“A crisis within multiple crises’’ — Multnomah County releases interim report on lessons from June heat event

August 18, 2021

Multnomah County today released its 25-page June 2021 Heat Event Preliminary Findings and Action Steps, outlining the lessons learned and the dramatic changes implemented since an historic heat wave claimed at least 62 lives.

Chair Deborah Kafoury ordered the expedited report to inform what changes the County could make to save lives this summer. Since the June 25 heat wave, the County has endured two more extended and dangerous hot spells. A late July event claimed no further lives. But the Multnomah County Medical Examiner is investigating two suspected heat deaths from the third heat wave that began Aug. 11.

“This June event was a wake-up call,’’ Chair Kafoury told reporters at a media availability earlier today. “The heat wave that climate scientists predicted would happen once every 1,000 years not only happened, but it will happen again.’'

Chair Kafoury said that is why it was so important for the County to quickly look at what worked, what didn’t work and what the County needed to change going forward. 

“We’ve done that,’’ the Chair said.

Alice Busch, Division chief of operations for Multnomah County Emergency Management, said the County “immediately’’ began to incorporate lessons from June into our response efforts.

“From the Wireless Emergency Alert you heard on your phone last week, to opening our first cooling center in a Portland Public School, to behavioral health support at our cooling centers, we are, and will continue, to work together to leverage our individual organizations, our communities and our partners,’’ Busch said.

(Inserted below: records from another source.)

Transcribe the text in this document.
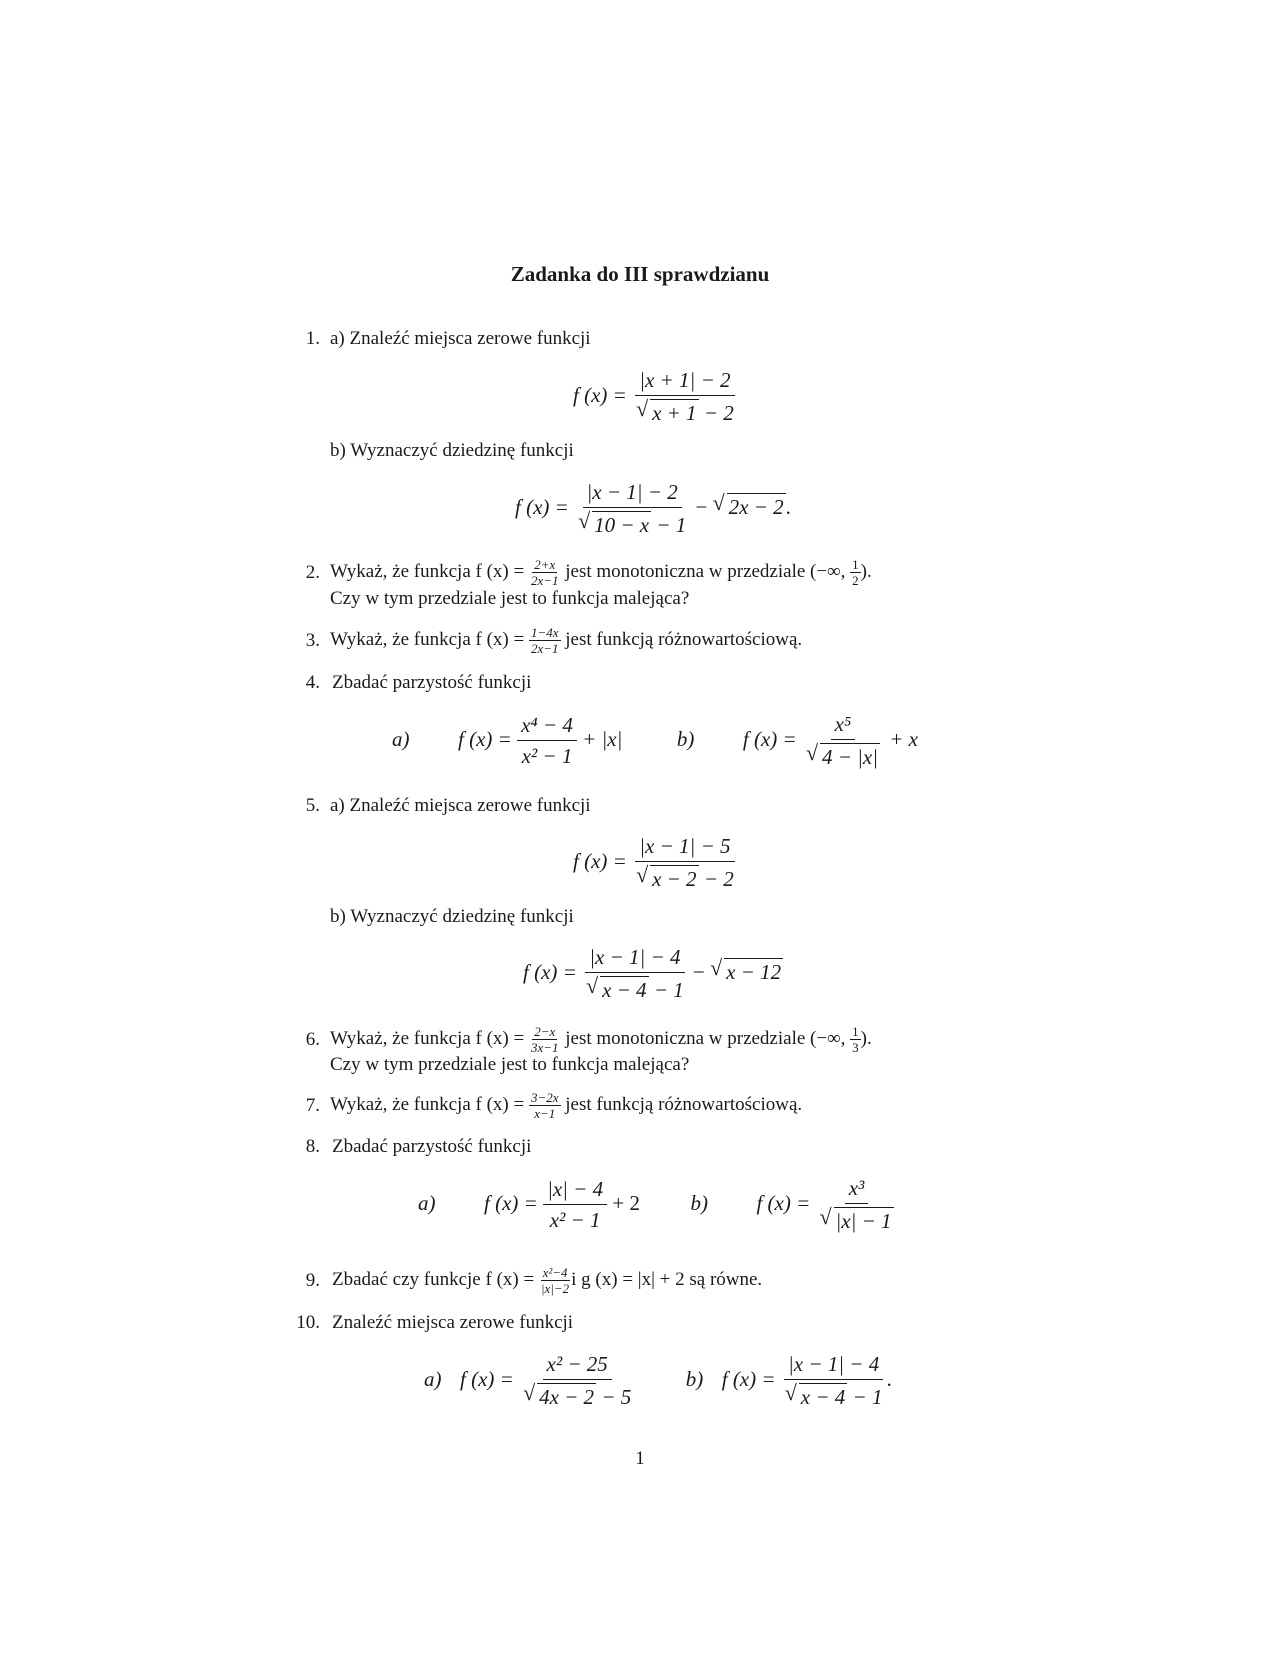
Zadanka do III sprawdzianu
1. a) Znaleźć miejsca zerowe funkcji
f $(x) = \frac{|x + 1| - 2}{√ x + 1 - 2}$
b) Wyznaczyć dziedzinę funkcji
f $(x) = \frac{|x - 1| - 2}{√ 10 - x - 1}$ − √ 2x − 2.
2. Wykaż, że funkcja f $(x) = \frac{2+x}{2x-1}$ jest monotoniczna w przedziale (−∞, $\frac{1}{2}$ ).
Czy w tym przedziale jest to funkcja malejąca?
3. Wykaż, że funkcja f $(x) = \frac{1-4x}{2x-1}$ jest funkcją różnowartościową.
4. Zbadać parzystość funkcji
a) f $(x) = \frac{\text{x⁴ − 4}}{\text{x² − 1}} + |x|$	b) f $(x) = \frac{\text{x⁵}}{√ 4 - |x|} + x$
5. a) Znaleźć miejsca zerowe funkcji
f $(x) = \frac{|x - 1| - 5}{√ x - 2 - 2}$
b) Wyznaczyć dziedzinę funkcji
f $(x) = \frac{|x - 1| - 4}{√ x - 4 - 1}$ − √ x − 12
6. Wykaż, że funkcja f $(x) = \frac{2-x}{3x-1}$ jest monotoniczna w przedziale (−∞, $\frac{1}{3}$ ).
Czy w tym przedziale jest to funkcja malejąca?
7. Wykaż, że funkcja f $(x) = \frac{3-2x}{x-1}$ jest funkcją różnowartościową.
8. Zbadać parzystość funkcji
a) f $(x) = \frac{|x| - 4}{\text{x² − 1}} + 2$ b) f $(x) = \frac{\text{x³}}{√ |x| - 1}$
9. Zbadać czy funkcje f $(x) = \frac{\text{x²−4}}{|x|-2}$ i g (x) = |x| + 2 są równe.
10. Znaleźć miejsca zerowe funkcji
a) f $(x) = \frac{\text{x² − 25}}{√ 4x - 2 - 5} b$) f $(x) = \frac{|x - 1| - 4}{√ x - 4 - 1}$ .
1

Between June 25 and June 30, 2021, the County recorded temperatures during three consecutive days of 108, 112, and 116 degrees Fahrenheit, shattering the previous record high. The report highlights how the unprecedented heat was “a crisis within multiple crises”, coming 15 months into a pandemic, and other events that had disrupted social and economic networks and isolated people.

The County mounted an unprecedented response to the heat dome with more than 100 partner agencies, but as temperatures reached highs that were more extreme than originally forecast,  community need overwhelmed the County’s planned response. The deaths of at least 62 people led to almost immediate changes in subsequent heat responses. Among them:

  • Improving processes with 211 and TriMet to ensure that calls for help and free rides to cooling spaces were available during extreme heat. 
  • Coordinating the County response with the city of Portland.
  • Declaring a state of emergency: the Chair and mayor of Portland each declared a state of emergency to maximize flexibility in spending and staffing.
  • Increasing the pool of potential cooling centers and spaces including for the first time, opening a new Portland Public School building and six geographically dispersed misting stations in Portland parks.
  • Increasing efforts to adequately staff cooling interventions including training additional city, county staff and volunteers.
  • Developing strategies to help people stay safe in place.
  • Enhancing communication by issuing three public alerts on heat since June, including two alerts to landlines in July 28 and Aug. 11 and on Aug. 13, the the first city-county Wireless Emergency Alert sent to every cell phone in the county. 
  • Increasing the capacity for wellness checks and focused door-to-door outreach with libraries, Portland Fire and other partners reaching out to people at risk including the homebound, residents in mobile home courts and people with disabilities or elders.

Health Officer Dr. Jennifer Vines paused to acknowledge those who died and the human cost of  experiencing “a crisis within multiple crisis: the many many losses of the last 18 months.” Vines said she also wanted to acknowledge the County employees and partners who did respond in June with a sense of urgency.

“Finally, I have worked at Multnomah County for more than a decade, it is a learning organization and there is always a sense of striving and service to the public and  that we can do better.” The report she said, is an effort to do just that.

“There really is only one lesson from this report and it is unequivocal,’’ Chair Kafoury said. “The County can’t go it alone. No one.. can go it alone. 

If we want to truly address climate change, and build a resilient and equitable community, it will take all of us, working together.  And I am committed to doing my part.”